Do outro lado da rua, mesmo em frente, toda a noite, havia pessoas à espera que alguém pedisse socorro: era o quartel dos bombeiros. E, um pouco mais adiante, o posto da polícia.
Uma noite, pouco depois de, numa luta sempre desigual, ter sido vencido pelo cansaço e de, por fim, ter adormecido, acordou estremunhado com o toque da campainha. Eram cinco da manhã e estava escuro. Pelo intercomunicador perguntou «quem é?» e pelo vídeo-porteiro confirmou a presença de um vulto indistinto na escuridão. Uma voz arrastada, de alguém, homem ou mulher, com mais de oitenta anos, denunciava uma euforia perversa «ando há meio século à procura de um homem e tudo indica que, finalmente, o encontrei: esse homem és tu. Já posso viver com a consciência do dever cumprido».

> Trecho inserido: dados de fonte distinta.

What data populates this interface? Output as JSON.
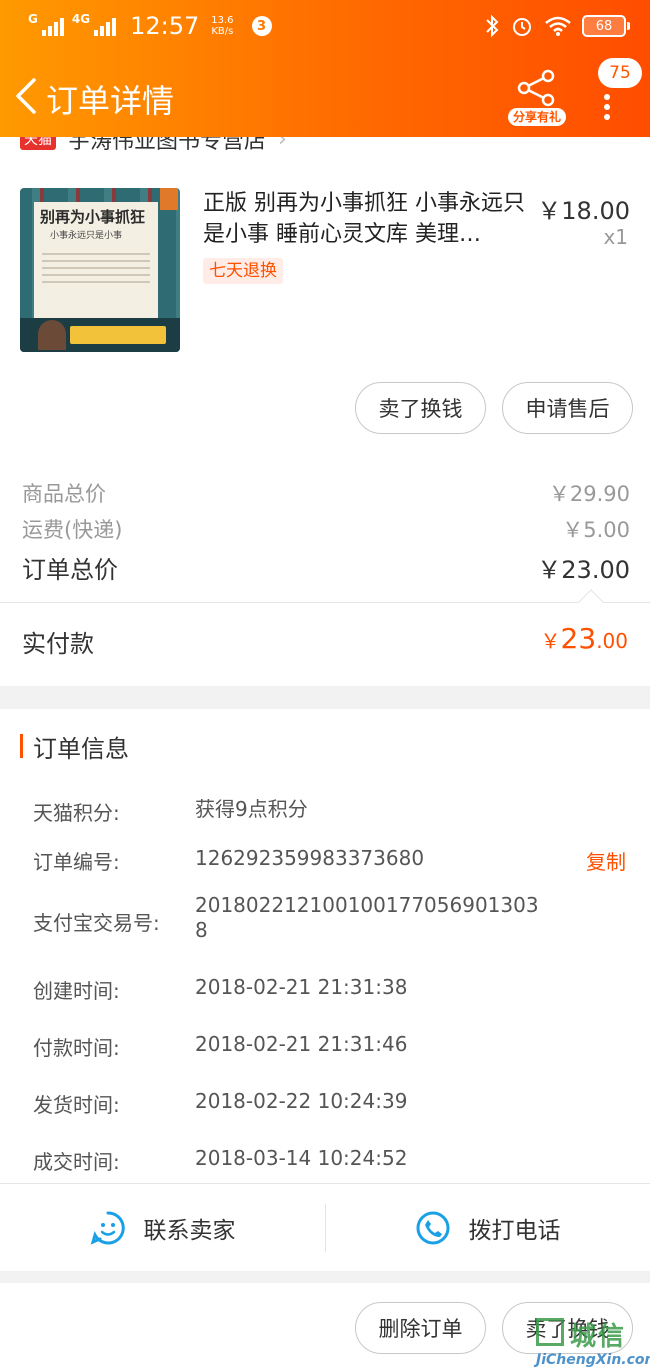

Era alto e vergadiço como um salgueiro. Andava como se fosse gordo. Vestia-se como se o derradeiro inverno estivesse congelado no tempo. Falava mais depressa do que pensava e concluía sempre muito antes de chegar ao fim do raciocínio. Se fumava? Sim, fumava como uma chaminé e seguia o fumo até vê-lo… desaparecido. Nunca se tinha deitado com uma mulher. E sonhava escrever um poema.
No momento em que nasceu, sua mãe estava de pé e não o quis ver, alegando que estava morta. Foi um momento desumano, porque ela não morreu. A parteira compreendeu sem dificuldade as dores daquela mulher «também já fui assim!»-pensou, mas foi em vão que tentou compreender o choro do recém-nascido.